The axes of CNC machines can be driven in a number of ways. After building and testing multiple prototypes, we finally opted for linear drive belts and V bearings on drive rails. Belt drives are among the most cost effective drive system with efficiency approaching 95%. We also found that the use of 1 motor on the X-axis with a cross drive simplifies synchronization of gantry movement. Z-axis motion is accomplished with Acme threaded rod with anti-backlash mounts. This greatly improves transition speed between cuts. Rack & Pinion require periodic maintenance and adjustments. Also, their positioning accuracy when doing compound cuts (ie curves) provides less than smooth cuts.
This topic has always been a hotbed for debate; they both have their place. Driving a stepper motor to a precise position is much simpler than driving a servo motor. Stepper motors typically have 50 to 200 poles (our steppers have 200 poles), where servos have very few (4-12). Each pole offers a natural stopping point for the motor shaft. The greater number of poles allows a stepper motor to move accurately and precisely between each pole and allows a stepper to be operated without any position feedback for many applications. Steppers are electro magnetically “geared down” compared to the servo motors, so it has higher torque capability, but lower speed range. Servo motors are much more expensive, harder to tune and often require a position encoder to keep track of their position. While it is true that servos can’t lose steps and have a higher tolerance, a properly sized, gear reduced, tuned stepper can be quite accurate. Also, with today’s digital electronics, stepper motors are much easier to control than servo motors.
Eagle Plasma is a small Mom & Pop operation. We operate from home so overhead is low. Most of the fabrication (cutting, prepping, welding, painting & crating) is done in-house. All electronic controls are assembled and tested right here at our shop. We don’t have large sales & marketing departments to support, and we’re not trying to get rich, just make a living.

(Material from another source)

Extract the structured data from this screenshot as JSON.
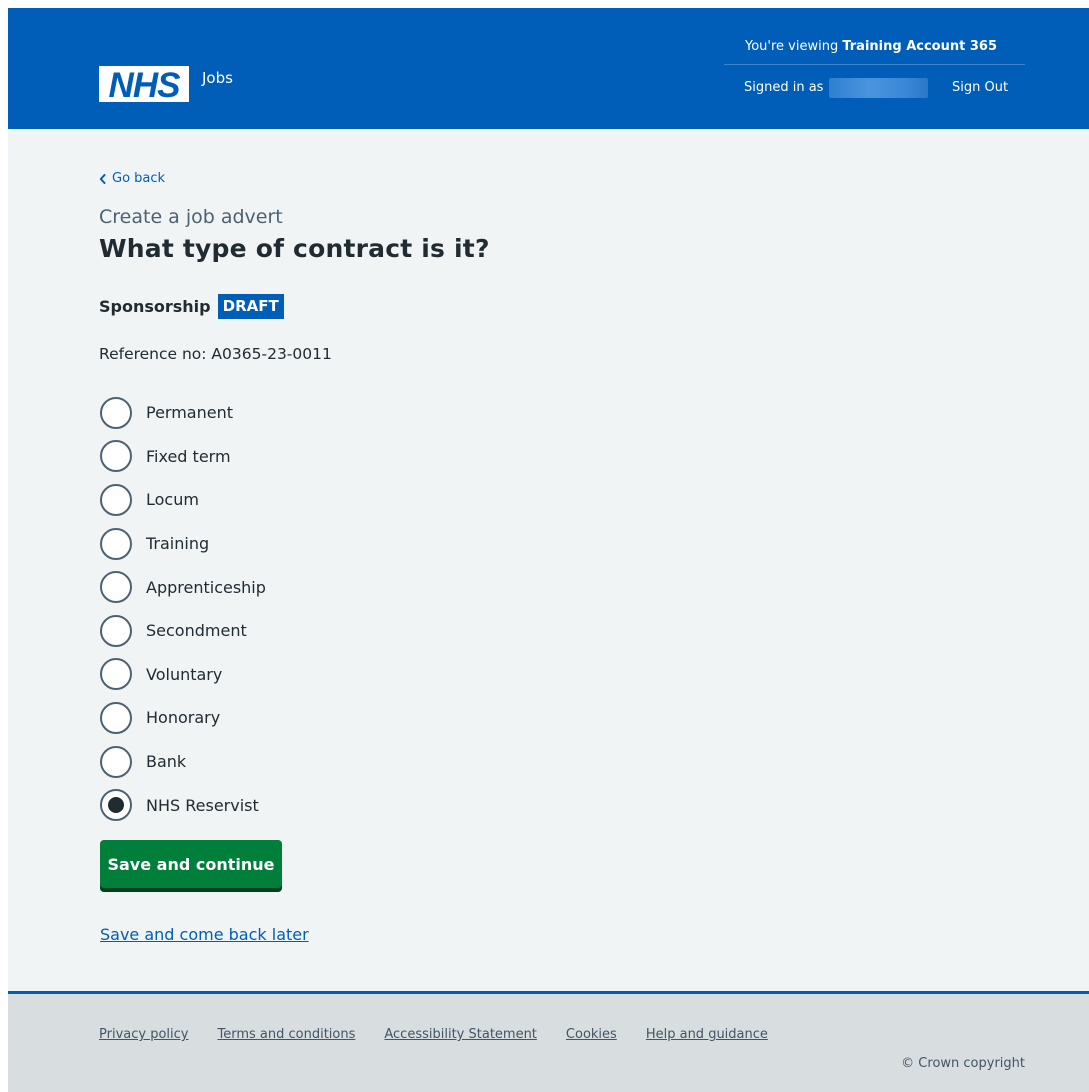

All of our systems use the same electronics, motors, software, etc. While our larger systems require more steel & prep work, the electronics, motors and software represent the bulk of our investment. Therefore, we really couldn’t sell a 4×4 for half the price of a 4×8 and stay in business.
Eagle Plasma CNC machines can accommodate a SMALL router. They can also be converted for use with a larger router. However, our gantries are designed for use with a plasma torch, which creates little to no drag. A router will be pushing through the material causing stress on all 3 axes and would require a more robust gantry and carriage system.